Liberman said there is “no alternative to this system…Thanks to this system, we will be able to deal with our enemies, which we unfortunately have.”

David’s Sling comes online amid heightened tensions on Israel’s multiple fronts, including its northern borders with Lebanon and Syria as well as southern borders with Gaza and the increasingly active Egyptian Sinai.

Along the Israel-Syria border, the IAF has reportedly struck Syrian military targets and Hezbollah weapons convoys several times in recent months, prompting Syria to fire a surface-to-air missile at an IAF plane and causing Israel to activate Arrow for its historic first operational use in March.
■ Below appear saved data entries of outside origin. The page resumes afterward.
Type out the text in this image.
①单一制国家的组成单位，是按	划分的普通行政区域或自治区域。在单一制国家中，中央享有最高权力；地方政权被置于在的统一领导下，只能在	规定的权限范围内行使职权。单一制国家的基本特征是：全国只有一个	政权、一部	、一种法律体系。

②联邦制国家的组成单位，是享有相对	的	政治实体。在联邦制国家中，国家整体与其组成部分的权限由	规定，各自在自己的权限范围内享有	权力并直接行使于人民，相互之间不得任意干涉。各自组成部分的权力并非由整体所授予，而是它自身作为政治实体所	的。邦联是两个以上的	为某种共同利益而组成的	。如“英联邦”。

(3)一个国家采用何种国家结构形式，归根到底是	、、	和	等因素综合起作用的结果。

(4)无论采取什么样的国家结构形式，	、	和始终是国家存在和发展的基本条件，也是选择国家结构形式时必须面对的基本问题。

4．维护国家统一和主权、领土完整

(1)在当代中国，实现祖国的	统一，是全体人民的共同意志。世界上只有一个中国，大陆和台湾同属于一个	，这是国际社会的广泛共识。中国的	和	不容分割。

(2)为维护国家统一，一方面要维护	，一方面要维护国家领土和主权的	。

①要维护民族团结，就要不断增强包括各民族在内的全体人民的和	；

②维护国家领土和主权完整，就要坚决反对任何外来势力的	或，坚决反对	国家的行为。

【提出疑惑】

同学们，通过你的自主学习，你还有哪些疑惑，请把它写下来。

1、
On Israel’s border with Lebanon, the Iranian-backed Shi’a terror group Hezbollah is estimated to have built a weapons stockpile consisting of more than 100,000 missiles—17 times more than it possessed 10 years ago, when the United Nations adopted Security Council Resolution 1701 to end the Second Lebanon War. Hezbollah’s large weapons stockpile includes medium- and long-range missiles such as Iranian Fajr-5 missiles, M-600 rockets, Zelzal-2 missiles, short-range M75 rockets and Katyushas.

In response to Hezbollah’s massive weapons cache, four new Sa’ar 6 missile ships— which are currently being manufactured in Germany—will each be equipped with dual Iron Dome systems to protect Israel’s offshore gas rigs.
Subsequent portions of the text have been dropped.